Brad, in a very real way, the ego and futility you see in these posts is your very own. In this dream, the figures you imagine waving in the shadows are monsters from under the bed.

This is not a literary device: perceived reality, as the master will have told you, is suspect at best. Semiotics is your friend.

Maya indeed.

Brad seems to think that an honest and pragmatic approach to life is dull.

Brad presumes that his mysticism, which is fundamentally comprised of nothing more than abstraction and subtle imagination, as well as faith and belief in the unseen, is somehow superior to the wisdom of abiding in here and now reality.

What can said or done for people like Brad? What can be done for people who insist that there is something of greater significance and importance which lies beyond the domain of consciousness? What can be done for someone who thinks he knows better than others?

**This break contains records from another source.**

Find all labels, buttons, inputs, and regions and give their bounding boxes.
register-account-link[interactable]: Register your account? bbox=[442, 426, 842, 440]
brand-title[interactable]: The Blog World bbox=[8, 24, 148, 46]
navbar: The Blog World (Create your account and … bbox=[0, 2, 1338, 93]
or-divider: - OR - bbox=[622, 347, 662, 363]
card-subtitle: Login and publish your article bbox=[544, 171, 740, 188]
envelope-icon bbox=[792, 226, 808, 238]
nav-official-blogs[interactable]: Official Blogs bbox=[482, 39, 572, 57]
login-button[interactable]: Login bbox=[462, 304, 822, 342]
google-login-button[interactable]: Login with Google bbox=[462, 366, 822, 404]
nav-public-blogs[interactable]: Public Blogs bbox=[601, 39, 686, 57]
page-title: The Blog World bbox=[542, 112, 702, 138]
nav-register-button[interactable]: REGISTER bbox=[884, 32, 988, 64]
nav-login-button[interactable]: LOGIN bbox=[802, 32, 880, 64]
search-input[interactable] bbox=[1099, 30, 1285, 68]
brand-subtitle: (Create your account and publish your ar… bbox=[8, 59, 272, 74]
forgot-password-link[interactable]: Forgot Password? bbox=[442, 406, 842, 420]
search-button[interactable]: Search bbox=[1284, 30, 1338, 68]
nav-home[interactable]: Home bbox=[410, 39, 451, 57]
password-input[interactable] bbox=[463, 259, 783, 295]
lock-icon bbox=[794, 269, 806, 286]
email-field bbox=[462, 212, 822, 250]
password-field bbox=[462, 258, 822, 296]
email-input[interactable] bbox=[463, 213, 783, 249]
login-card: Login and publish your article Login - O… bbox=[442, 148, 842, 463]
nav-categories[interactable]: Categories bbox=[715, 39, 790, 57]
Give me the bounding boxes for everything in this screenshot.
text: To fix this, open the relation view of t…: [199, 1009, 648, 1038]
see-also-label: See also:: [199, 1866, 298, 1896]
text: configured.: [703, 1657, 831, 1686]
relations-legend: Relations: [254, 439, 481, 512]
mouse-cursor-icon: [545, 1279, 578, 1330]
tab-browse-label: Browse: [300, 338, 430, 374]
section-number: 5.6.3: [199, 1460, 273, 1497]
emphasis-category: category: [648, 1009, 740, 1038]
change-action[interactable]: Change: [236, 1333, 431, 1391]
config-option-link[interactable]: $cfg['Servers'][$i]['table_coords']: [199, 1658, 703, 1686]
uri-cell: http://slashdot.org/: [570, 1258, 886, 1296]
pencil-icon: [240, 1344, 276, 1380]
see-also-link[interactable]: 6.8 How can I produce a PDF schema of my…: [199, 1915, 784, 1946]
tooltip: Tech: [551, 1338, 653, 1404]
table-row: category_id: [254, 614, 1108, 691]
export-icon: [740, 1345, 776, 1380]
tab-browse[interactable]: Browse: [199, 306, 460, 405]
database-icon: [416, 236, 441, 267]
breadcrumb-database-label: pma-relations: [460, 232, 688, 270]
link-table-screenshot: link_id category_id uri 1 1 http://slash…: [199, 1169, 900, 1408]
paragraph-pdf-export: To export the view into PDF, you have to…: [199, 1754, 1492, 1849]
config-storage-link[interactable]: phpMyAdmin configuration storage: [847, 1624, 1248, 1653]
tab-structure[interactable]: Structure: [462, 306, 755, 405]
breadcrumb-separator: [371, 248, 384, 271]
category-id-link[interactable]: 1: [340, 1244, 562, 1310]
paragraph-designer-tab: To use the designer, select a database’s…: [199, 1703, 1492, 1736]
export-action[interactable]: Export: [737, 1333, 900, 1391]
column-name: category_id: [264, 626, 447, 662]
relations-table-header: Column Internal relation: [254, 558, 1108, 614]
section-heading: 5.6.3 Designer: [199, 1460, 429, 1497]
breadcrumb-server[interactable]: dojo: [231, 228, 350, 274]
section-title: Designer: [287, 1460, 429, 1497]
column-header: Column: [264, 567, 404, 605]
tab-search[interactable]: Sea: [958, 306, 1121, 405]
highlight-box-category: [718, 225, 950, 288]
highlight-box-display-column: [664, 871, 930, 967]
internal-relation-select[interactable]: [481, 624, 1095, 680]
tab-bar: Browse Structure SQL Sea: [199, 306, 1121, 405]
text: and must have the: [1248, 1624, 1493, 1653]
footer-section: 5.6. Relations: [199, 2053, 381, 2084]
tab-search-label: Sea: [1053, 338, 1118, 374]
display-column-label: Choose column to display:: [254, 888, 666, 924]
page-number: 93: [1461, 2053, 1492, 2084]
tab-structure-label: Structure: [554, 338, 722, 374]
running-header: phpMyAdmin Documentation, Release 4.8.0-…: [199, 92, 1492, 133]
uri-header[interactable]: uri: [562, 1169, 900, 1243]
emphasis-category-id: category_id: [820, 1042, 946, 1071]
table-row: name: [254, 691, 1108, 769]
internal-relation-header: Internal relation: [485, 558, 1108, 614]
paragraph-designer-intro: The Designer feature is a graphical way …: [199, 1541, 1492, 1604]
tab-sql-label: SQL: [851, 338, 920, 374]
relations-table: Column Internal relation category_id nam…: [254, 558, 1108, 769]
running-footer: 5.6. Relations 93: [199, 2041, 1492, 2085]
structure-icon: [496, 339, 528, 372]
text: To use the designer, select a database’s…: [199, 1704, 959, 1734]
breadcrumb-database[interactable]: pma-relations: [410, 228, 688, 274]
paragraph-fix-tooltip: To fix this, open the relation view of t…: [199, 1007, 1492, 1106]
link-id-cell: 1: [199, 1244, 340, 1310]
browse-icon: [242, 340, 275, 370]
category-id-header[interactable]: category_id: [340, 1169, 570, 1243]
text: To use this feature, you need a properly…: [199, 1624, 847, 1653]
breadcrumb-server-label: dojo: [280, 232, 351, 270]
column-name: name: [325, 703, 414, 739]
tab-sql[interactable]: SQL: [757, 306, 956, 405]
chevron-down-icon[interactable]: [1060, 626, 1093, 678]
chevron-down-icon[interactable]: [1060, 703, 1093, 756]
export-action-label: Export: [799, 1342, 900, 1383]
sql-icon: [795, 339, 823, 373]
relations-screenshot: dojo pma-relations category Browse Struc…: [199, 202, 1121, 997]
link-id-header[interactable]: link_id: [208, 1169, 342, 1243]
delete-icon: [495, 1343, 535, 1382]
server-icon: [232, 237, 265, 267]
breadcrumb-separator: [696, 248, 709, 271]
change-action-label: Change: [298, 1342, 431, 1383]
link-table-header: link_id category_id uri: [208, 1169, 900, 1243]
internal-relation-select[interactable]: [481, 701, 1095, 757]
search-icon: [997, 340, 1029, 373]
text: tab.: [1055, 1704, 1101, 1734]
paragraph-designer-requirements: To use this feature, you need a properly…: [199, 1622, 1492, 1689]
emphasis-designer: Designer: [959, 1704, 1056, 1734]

When an individual is asleep and dreaming, and rigidly (or even fanatically) self-righteous like Brad is, then it is difficult if not impossible to engage in any true rational communication with them.

Anyone who challenges their narrow religious-view or world-view, or their belief system, is perceived as an enemy of themselves and of their so-called path.

Brad is a perfect example of this narrow judgemental mind-set. Hopefully he will begin to engage in some genuine self-inquiry, as well as being more receptive to other perpectives and what others have to say.